For right field, play to all fields

Camden Yards: There's nothing green about new groundkeeper Dave Nahila, and the O's prefer it that way.

Opening Night

April 04, 2004|By Candus Thomson | Candus Thomson,SUN STAFF

Players may consider the Camden Yards field their domain, but they're only borrowing it from Dave Nahila.

The new head groundskeeper spends hours each day fussing over every inch of the 100,000-square-foot surface - left field to right, backstop to warning track - looking for imperfections in turf and soil.

He and his staff have surveyed, fertilized, seeded, aerated, lined and raked the field to a fare-thee-well. They have ripped down the ragged ivy in center field and even cleaned behind the massive green pads that protect leaping outfielders from harm.

FOR THE RECORD - An article in Sunday's Opening Night special section misspelled the name of the Orioles' new groundskeeper. He is Dave Nehila.

"We have to have it ready for Opening Day. ... There aren't any extensions or do-overs," Nahila said.

Time and weather have not been on his side. Nahila didn't begin his job until March 1, and, since then, warm, sunny days have been as fleeting as last year's winning streaks.

Still, Nahila isn't too worried.

"Al Capitos left things in fine shape," Nahila said of his predecessor, who is grounds manager at the Johns Hopkins University. "I'm just taking over his operation and running with it."

Nahila is a turf builder, putting in 10 years on the golf courses at Caves Valley and Hunt Valley before joining the staff of Growing Solutions Inc., a White Marsh company that handles athletic fields for schools and park and recreation programs.

"I know my grass," he said, as he settled into his field-level office in the right-field corner with a commanding view of the diamond. "But there's going to be a learning curve on dirt."

To fill the deficiency, the Orioles brought in former head groundskeeper Paul Zwaska, who last month conducted a tutorial for Nahila and his crew.

Zwaska spent 16 years with the Orioles, first at Memorial Stadium under the tomato-growing guru Pat Santarone and then as the boss, at both the old ballpark and Camden Yards.

"Will he have a couple of rough spots? Sure. But will it be a problem? Probably not," said Zwaska, as he stood on home plate, squinting through a surveying instrument to ensure the foul line was straight.

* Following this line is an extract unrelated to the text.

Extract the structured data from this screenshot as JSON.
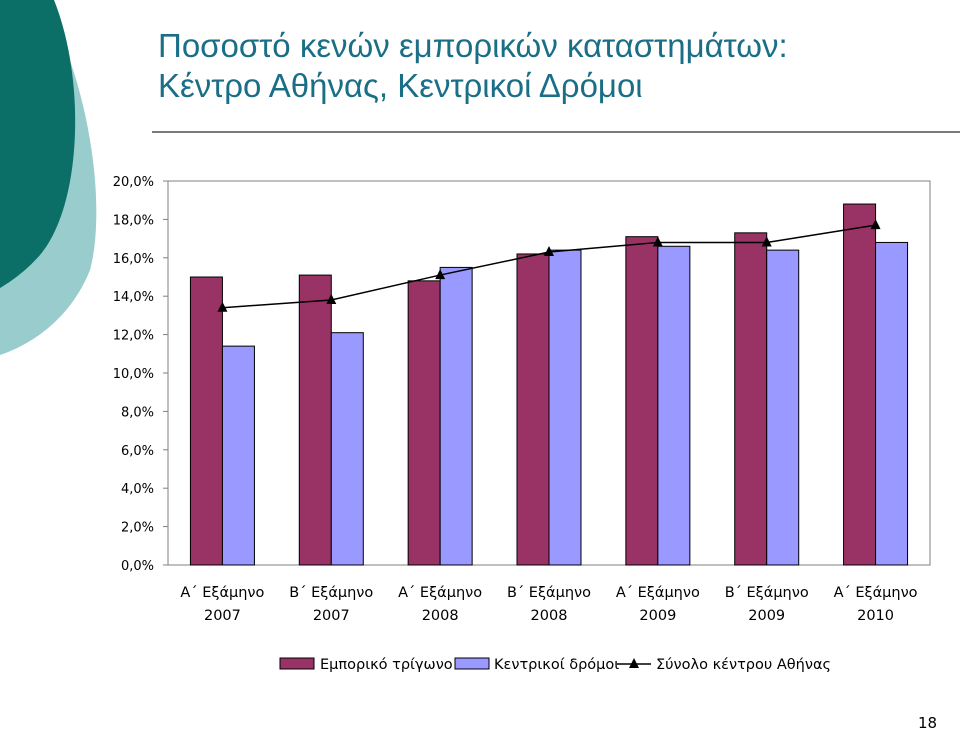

The toughest part of the learning curve, Zwaska said, will be "perfecting the dirt work and learning what the stress of weather does to the field. Turf can take pressure at certain times of the year, but from mid-June through August, bluegrass is really having a tough time just trying to stay alive."

Nahila commands an arsenal of 84 sprinklers, which can pump 18 gallons a minute onto the field. In the spring, water is applied for longer periods of time. At the peak of summer, the sprinklers provide more frequent bursts of moisture.

The drainage system, installed in November 2000, is considered top-drawer, capable of keeping the field playable under all but the most severe conditions.

On the field, Nahila has a full-time staff of four and a woman who supervises the flower landscaping around the ballpark. When conditions go from sun to rain, Nahila calls on a 17-man tarp crew, the majority of whom are old hands at rolling out the 2,600-pound nylon cover.

But there are other facets of the job that require his attention - everything from monitoring the array of weather equipment in his office to selecting the type of shoes his team wears (old-fashioned Chuck Taylors were too flimsy and deck shoes provided all the traction of four bald tires on ice).

Nahila, who had done some work at the ballpark in his previous job, was interviewed three times for the job. The process was intense because so many Orioles executives, including the head of ballpark operations and avid gardener Roger Hayden, have a deep interest in how the field is maintained.

"Even CFO Bob Ames has a microbiology degree," Nahila said. "I don't think you could fool them even if you wanted to. All I wanted was the opportunity to interview. Then I thought I could sell myself."

Nahila, 37, grew up in Bel Air playing baseball and soccer. At Towson University, where he was a varsity soccer player, he got a degree in psychology. Afterward, he had a change of heart and career direction and returned to school, graduating from the University of Maryland with a horticulture degree in turf grass management.

Tonight, the boy who grew up idolizing Brooks Robinson will make his major league debut in front of his wife, Jennifer; son, Zachary 3 1/2 ; daughter, Madeline, 5 months; his parents; and in-laws.

"Getting this job has been surreal," he said. "It still hasn't hit me. I'm sure it will be real when I run on the field and there are 49,000 people watching."